When you sign up to be a public member of the Trust, you will continue to be a member and we will continue to hold your membership data until you inform us that you do not wish to be a member, or your membership is cancelled as part of a data cleanse process. We will annually ask you to let us know if you no longer wish to be a member.

Civica undertakes a monthly data cleanse process to remove deceased members from our membership records, checking various databases they have available to them. When we send a letter in the post and we receive a return notice that the letter was undeliverable, we will cancel the membership linked to that address.

For all cancelled memberships, a basic record is retained for reporting purposes which does not contain any identifiable information.

You can request to unsubscribe from our email newsletters and this does not affect your membership – we will no longer send you the newsletter emails, but you will continue to be a member and continue to receive Governor election information, unless you tell us otherwise.

We rely on you to let the Trust know if your contact details change and will annually ask you to let us know if your details have changed.

You may request that your membership is cancelled, which will result in your information being removed from our database. To cancel your membership you can:

Email: rduh.royaldevonmembers@nhs.net

Tel: 01392 403977

Write to us:

Royal Devon Membership
Room 422, Noy Scott House
Royal Devon and Exeter Hospital (Wonford)
Barrack Road
Exeter
EX2 5DW

The information you provided will be managed as required by Data Protection law.

You have the following rights:

• The right of access – You have the right to Request access to the personal data we hold about you and/or copies of your personal information.
• The right to rectification – You have the right to ask us to rectify personal information you think is inaccurate.

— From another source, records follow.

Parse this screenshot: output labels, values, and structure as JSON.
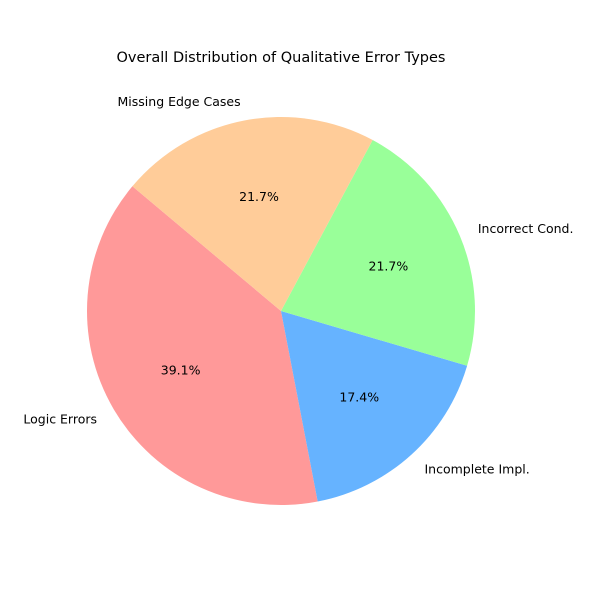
{
  "chart_data": {
    "type": "pie",
    "title": "Overall Distribution of Qualitative Error Types",
    "categories": [
      "Logic Errors",
      "Incomplete Impl.",
      "Incorrect Cond.",
      "Missing Edge Cases"
    ],
    "values": [
      39.1,
      17.4,
      21.7,
      21.7
    ],
    "percent_labels": [
      "39.1%",
      "17.4%",
      "21.7%",
      "21.7%"
    ],
    "colors": [
      "#ff9999",
      "#66b3ff",
      "#99ff99",
      "#ffcc99"
    ],
    "start_angle_deg": 140,
    "direction": "counterclockwise",
    "legend": "none"
  }
}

You also have the right to ask us to complete information you think is incomplete.
• The right to erasure – You have the right to ask us to erase your personal information in certain circumstances.
• The right to restriction of processing – You have the right to ask us to restrict the processing of your personal information in certain circumstances.
• The right to object to processing – You have the right to object to the processing of your personal information in certain circumstances.
• The right to data portability – You have the right to ask that we transfer the personal information you gave us to another organisation, or to you, in certain circumstances.

Our contact details:

Royal Devon Membership
Room 422, Noy Scott House
Royal Devon and Exeter Hospital (Wonford)
Barrack Road
Exeter
EX2 5DW

Email: rduh.royaldevonmembers@nhs.net

Tel: 01392 403977

If you have any questions or concerns about how we manage your information, then please contact the Data Protection Officer for our Trust:

Data Protection Officer – Rhiannon Platt
Royal Devon University Healthcare NHS Foundation Trust
Information Governance Office
Royal Devon and Exeter Hospital (Wonford)
Barrack Road,
Exeter
EX2 5DW

Email: rduh.dpo@nhs.net

The Information Commissioner’s Office (ICO) is the body that regulates Data Protection and Freedom of Information https://ico.org.uk/

If you are not satisfied with our DPO response or believe we are not processing your personal data in accordance with the law, you can complain to the ICO at:

Information Commissioner's Office
Wycliffe House
Water Lane
Wilmslow
Cheshire
SK9 5AF

Tel: 0303 123 1113

Web: https://ico.org.uk/concerns/

This privacy notice may be updated to reflect changes in our data processing practices. Any updates will be communicated through our website or other appropriate channels and have the updated effective date.

This privacy notice was last updated on 26 February 2024 and is available on the Trust website.